The setting up of an Employees' Pension Fund for the benefit of all private and state sector employees who are not now covered by any form of pension would be among the budget proposals, he said.
Drawing on the work of the Presidential Tax Commission, the government intended to simplify the tax system, broaden the tax base and improve tax administration and collection he said.
The official revealed that the 2011 Budget would be supportive of domestic capital formation which was essential for economic growth. The country’s tax system is not conducive for business and investments and tax reforms are vital to create a good business environment. Tax revenue was expected to increase from 13.4% to 15.3% of GDP while non tax revenue was likely to come down from 21.9% to 21.7% of GDP in 2011. Strong growth in remittances and income from exports of services would neutralize the deficits in the trade account and hence contribute to a lower current account deficit, he added.

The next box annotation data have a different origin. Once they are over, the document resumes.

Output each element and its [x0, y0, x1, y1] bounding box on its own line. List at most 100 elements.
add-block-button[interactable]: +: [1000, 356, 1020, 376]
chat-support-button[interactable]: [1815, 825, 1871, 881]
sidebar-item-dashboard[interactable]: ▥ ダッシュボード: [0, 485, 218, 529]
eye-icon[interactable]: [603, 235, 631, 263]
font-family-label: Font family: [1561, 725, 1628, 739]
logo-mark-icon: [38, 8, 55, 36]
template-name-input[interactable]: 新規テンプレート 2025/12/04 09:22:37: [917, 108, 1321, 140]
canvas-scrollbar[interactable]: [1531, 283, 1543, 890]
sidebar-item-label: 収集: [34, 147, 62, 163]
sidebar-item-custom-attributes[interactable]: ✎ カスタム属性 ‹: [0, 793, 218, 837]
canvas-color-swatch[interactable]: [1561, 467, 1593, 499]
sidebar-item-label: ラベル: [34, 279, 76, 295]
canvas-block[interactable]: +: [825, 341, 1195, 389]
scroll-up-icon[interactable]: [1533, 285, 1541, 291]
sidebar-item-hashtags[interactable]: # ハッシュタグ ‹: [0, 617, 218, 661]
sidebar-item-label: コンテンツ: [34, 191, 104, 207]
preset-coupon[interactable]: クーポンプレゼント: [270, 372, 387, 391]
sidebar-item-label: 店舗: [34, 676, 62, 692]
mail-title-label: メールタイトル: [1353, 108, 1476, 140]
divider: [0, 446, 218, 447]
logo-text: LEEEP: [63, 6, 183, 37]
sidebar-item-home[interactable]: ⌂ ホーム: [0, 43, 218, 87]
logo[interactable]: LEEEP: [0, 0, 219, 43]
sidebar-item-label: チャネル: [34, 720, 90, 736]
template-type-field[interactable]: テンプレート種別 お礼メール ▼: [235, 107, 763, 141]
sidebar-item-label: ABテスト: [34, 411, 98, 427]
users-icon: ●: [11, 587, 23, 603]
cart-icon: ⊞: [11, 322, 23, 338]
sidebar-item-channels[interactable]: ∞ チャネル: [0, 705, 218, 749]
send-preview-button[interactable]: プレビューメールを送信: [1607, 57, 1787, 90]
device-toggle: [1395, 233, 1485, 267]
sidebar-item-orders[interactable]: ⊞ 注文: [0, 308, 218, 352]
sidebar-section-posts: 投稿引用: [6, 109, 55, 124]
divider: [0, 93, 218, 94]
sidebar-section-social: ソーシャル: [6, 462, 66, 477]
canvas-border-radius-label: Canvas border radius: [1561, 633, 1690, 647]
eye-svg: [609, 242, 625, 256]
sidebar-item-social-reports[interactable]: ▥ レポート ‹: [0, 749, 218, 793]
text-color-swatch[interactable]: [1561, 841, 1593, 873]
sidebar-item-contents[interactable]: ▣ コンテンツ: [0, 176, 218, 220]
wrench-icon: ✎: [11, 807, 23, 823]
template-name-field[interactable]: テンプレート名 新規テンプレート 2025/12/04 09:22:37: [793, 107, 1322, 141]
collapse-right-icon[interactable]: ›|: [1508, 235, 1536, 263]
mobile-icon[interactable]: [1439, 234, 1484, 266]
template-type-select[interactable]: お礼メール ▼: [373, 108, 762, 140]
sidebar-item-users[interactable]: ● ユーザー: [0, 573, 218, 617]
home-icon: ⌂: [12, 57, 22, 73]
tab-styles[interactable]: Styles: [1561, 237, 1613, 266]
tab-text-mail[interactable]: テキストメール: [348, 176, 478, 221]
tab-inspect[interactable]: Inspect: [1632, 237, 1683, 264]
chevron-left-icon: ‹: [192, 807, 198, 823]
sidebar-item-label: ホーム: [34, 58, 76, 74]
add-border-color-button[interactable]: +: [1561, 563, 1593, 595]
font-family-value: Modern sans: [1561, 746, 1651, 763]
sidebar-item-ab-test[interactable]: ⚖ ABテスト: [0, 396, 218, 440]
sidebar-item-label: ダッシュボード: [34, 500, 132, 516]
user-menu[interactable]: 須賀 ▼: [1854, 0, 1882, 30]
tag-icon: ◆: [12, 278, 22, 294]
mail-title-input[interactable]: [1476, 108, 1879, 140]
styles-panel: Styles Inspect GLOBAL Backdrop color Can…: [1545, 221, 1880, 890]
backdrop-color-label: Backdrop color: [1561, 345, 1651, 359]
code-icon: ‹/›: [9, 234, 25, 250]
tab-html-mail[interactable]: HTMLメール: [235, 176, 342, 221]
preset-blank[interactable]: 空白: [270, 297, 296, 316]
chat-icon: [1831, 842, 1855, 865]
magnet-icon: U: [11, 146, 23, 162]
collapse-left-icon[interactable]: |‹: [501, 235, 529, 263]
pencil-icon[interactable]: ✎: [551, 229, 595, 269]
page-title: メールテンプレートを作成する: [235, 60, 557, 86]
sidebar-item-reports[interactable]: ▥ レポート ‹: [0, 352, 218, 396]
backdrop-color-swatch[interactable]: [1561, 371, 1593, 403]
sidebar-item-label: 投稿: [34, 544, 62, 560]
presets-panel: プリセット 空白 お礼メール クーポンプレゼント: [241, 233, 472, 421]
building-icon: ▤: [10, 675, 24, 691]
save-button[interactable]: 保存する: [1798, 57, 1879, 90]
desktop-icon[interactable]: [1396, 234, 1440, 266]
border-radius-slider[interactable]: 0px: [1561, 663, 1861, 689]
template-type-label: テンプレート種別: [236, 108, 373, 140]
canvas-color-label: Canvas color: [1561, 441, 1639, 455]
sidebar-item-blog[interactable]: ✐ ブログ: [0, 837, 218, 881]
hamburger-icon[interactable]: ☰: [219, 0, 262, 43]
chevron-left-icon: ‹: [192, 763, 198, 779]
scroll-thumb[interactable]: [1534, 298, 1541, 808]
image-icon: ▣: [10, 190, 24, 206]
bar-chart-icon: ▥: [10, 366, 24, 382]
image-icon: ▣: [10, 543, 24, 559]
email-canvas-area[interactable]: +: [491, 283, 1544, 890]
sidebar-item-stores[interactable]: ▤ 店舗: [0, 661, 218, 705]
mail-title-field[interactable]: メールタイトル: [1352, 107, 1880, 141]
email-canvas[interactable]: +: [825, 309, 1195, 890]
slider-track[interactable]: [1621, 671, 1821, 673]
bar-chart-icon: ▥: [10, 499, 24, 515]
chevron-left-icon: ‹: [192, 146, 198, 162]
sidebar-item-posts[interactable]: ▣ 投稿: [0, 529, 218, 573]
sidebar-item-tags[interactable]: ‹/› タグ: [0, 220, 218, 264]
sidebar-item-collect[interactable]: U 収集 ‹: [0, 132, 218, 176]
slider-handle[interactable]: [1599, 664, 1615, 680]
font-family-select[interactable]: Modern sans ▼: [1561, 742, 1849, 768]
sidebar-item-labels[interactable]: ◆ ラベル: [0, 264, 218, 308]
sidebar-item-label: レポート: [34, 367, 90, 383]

Data for the year revealed the economic expansion to be broadly based, with agriculture, industry and services registering significant growth. Inflation was moderate at below 6%. Near-term external financing risks had receded and the capacity to cope with external shocks had improved. The current account deficit, which declined to 0.5% of GDP in 2009, was expected to return to the level of 4%-5% in 2010-11, reflecting recoveries in domestic demand and international commodity prices; while inflows of private and official capital were expected to keep the overall balance of payments in surplus, he added.
The government’s ability to pursue its own policies and support socioeconomic development was restricted due to a heavy debt service, with interest payments alone absorbing 40% of budget revenue. The abatement in external economic pressures and increase in domestic political stability had provided the authorities with breathing space to focus on much needed economic reforms, particularly fiscal.
The President would also announce the continuation of the paddy fertilizer subsidy given to farmers for another year, government sources said.
“This will be a relief and development oriented budget,” a cabinet minister said.
The Budget proposals would also include a six year plan to strengthen the people economically with concessions for local entrepreneurs as well as plans to simplify the existing taxation system which would increase the number of tax payers and in turn increase the tax revenue of the country.
The largest chunk allocated in the Appropriation Bill, 2011 is for the Ministry of Defence amounting to over Rs. 215 billion while the Economic Development Ministry will get Rs. 75.24 Billion and the health sector Rs. 62.25 Billion.
Meanwhile Chief Government Whip Dinesh Gunawardena has informed all government members to be present in Parliament tomorrow for the Budget presentation.